«Деспотизм» Степана Александровича Заворонского был хорошо известен не только в его театре, а и далеко за его пределами. В сочетании с его «консерватизмом», по мнению многих, он сливался в нечто чуть ли не противоестественное эпохе, еще не получившее однозначной оценки и точного наименования, но заведомо неприемлемое, чуть ли не противостоящее развитию всего театрального искусства, во всяком случае прогрессивного.
Сопротивление этого прогрессивного можно было объяснить лишь тем, что молодежи непременно хотелось крушить каноны системы Станиславского, пересмотреть ее. Скажем, путь от себя к образу для Станиславского был лишь подготовительной стадией работы актера. Теперь он все чаще вытеснял все остальные этапы, становился лишь приспособлением роли к себе. Актеры перестали создавать разнообразные характеры, а лишь играли самих себя, им стало удобнее и проще чувствовать себя на сцене, но зритель от этого переставал ощущать трепет.
Заворонский решительно боролся с таким облегченным отношением актеров к своему труду, а стало быть, и к искусству. И в своей труппе ему удалось сохранить благоговейное отношение к театру, самоотдачу, способность вызывать у зрителя потрясение.
Как ни странно, самоотдачу его актеров лучше всего оценил один зарубежный театральный критик. Как-то после спектакля он спросил Заворонского:
— Скажите, сколько лет в среднем живет русский артист?
— А почему это вас интересует?
— Видите ли, я объездил почти весь мир, видел много хороших актеров, но никогда не наблюдал такого самосжигания, которое демонстрируют русские актеры. Они должны рано умирать.
— Актер должен умирать в каждой роли, достойной этого. Именно это делает бессмертным искусство, — ответил тогда Степан Александрович вполне убежденно, однако собеседник расценил ответ всего лишь как удачный каламбур.
«Деспотизм» Заворонского распространялся на все, в том числе он жестко требовал бережно относиться к авторскому тексту, к идее и замыслу пьесы. А тут вдруг разрешил так вольно обращаться с пьесой Половникова. И актеры, доселе угнетенные режиссерским произволом, вдруг растерялись, осознав, что столь желаемая ими независимость от режиссерского своеволия обнаружила их несостоятельность в решении общей художественной идеи спектакля.
При этом столь необычное задание удивило и маститых и молодых актеров, маститым оно даже показалось обидным, ибо ставило их в положение учеников, выполняющих какие-то обязательные, предусмотренные программой экзерсисы. В то же время они чувствовали, что, ставя перед ними почти не ограниченную рамками такую программу, сам Заворонский рискует неизмеримо больше, но риск этот может быть оправдан только одним: доверием.
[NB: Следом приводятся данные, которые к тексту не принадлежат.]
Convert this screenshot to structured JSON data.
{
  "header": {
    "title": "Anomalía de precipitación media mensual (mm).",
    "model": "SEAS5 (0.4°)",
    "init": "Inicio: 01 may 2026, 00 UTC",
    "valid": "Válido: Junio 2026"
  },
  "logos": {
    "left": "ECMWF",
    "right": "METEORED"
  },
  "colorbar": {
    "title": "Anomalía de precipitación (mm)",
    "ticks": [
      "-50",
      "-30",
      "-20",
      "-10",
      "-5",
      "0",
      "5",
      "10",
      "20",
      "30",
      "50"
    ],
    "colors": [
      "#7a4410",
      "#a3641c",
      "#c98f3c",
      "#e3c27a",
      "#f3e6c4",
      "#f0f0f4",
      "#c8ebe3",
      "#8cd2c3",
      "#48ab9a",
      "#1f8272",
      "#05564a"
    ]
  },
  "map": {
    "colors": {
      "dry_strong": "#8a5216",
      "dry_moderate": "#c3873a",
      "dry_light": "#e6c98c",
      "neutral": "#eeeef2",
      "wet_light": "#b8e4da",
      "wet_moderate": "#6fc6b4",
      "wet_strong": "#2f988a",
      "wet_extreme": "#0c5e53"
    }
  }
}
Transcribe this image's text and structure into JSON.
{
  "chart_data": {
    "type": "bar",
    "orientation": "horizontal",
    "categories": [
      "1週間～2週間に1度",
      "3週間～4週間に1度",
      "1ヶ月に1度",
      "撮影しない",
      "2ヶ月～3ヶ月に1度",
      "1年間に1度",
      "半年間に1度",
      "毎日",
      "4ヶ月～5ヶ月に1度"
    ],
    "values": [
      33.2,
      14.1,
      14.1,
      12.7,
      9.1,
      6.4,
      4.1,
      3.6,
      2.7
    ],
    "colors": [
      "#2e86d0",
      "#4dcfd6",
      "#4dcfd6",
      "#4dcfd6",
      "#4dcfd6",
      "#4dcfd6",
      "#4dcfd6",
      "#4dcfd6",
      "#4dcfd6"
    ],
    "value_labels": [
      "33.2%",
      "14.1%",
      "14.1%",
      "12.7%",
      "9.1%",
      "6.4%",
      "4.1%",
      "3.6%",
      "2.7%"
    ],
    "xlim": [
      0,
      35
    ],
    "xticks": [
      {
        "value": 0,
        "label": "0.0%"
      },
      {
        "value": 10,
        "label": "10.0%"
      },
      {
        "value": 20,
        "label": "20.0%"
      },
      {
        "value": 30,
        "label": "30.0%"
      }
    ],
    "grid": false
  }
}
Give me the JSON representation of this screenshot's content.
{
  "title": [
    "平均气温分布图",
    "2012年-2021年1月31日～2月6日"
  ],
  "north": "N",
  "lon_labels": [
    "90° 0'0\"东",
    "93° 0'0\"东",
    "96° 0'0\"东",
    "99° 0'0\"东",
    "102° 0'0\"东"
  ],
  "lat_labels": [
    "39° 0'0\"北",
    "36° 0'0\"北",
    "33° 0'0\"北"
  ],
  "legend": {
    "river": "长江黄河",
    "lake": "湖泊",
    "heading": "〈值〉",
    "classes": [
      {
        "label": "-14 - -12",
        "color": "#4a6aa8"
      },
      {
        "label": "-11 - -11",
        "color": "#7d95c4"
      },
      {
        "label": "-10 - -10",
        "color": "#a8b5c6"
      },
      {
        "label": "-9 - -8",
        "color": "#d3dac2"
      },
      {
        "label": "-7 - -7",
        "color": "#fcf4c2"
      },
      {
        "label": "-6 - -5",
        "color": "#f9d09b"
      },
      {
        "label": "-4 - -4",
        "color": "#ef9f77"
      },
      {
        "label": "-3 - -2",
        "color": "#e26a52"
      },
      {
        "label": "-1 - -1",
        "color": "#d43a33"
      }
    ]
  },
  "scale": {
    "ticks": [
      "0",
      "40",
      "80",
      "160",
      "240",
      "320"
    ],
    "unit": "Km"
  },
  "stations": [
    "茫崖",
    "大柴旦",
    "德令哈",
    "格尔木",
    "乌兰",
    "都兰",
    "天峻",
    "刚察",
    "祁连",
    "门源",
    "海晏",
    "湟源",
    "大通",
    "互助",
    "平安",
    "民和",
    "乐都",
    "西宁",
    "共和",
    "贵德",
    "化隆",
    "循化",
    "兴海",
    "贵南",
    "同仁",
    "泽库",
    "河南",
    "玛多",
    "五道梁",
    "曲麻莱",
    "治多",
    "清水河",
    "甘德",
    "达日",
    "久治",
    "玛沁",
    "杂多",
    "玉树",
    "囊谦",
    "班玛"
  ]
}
И это, быть может, впервые по-настоящему оказанное им доверие было и радостным, и, как никогда ранее, обязывающим.
Даже Генриэтта Самочадина и та задумалась, как ей вписаться в небольшие эпизоды, которые ей предстояло разыграть в двух первых картинах. Потом она просто исчезала. И если раньше она думала, что исчезает лишь по воле автора, то теперь уяснила, что исчезает не случайно, а так и надо, потому что дальше она, вернее — ее героиня, просто не нужна, она уже обнажена настолько, что зрителю становится неинтересной и ненужной, как тот обкатанный морем голыш, который так хорошо смотрится в воде и так скоро блекнет в жаркой ладони, теряя окраску и превращаясь в обыкновенный бесцветный булыжник, которым раньше мостили проезжую часть дорог.
И она поняла вдруг то, чего не понимала с самого начала своей актерской карьеры. Ее внешние данные были не только безупречны, а и привлекательны, собственно, они и открыли ей двери в студию, но она употребила их всего лишь раз и больше не пользовалась ими вплоть до окончания студии и поступления в театр. Будучи принятой в труппу, она долго ими не пользовалась, пока не поняла, что иного способа удержаться в труппе академического столичного театра у нее нет.
Вот тогда-то и началось ее падение, которое она сначала наблюдала как бы со стороны и оправдывала обстоятельствами, а потом уже и не замечала его, а еще позже обиделась на всех и вся. Но потом стала терпимей и дипломатичней, начала льстить тем, кто решал ее актерскую судьбу, жгуче ненавидя их вовсе и не за то, что они решали ее судьбу, а уже понимая, что решали-то они справедливо.
И это поздно пришедшее к ней понимание еще больше озлобило ее, хотя бы потому, что начинать все сначала было уже поздно. Можно было только уцепиться за достигнутое, и она пыталась удержаться на том уровне, который ей был доступен.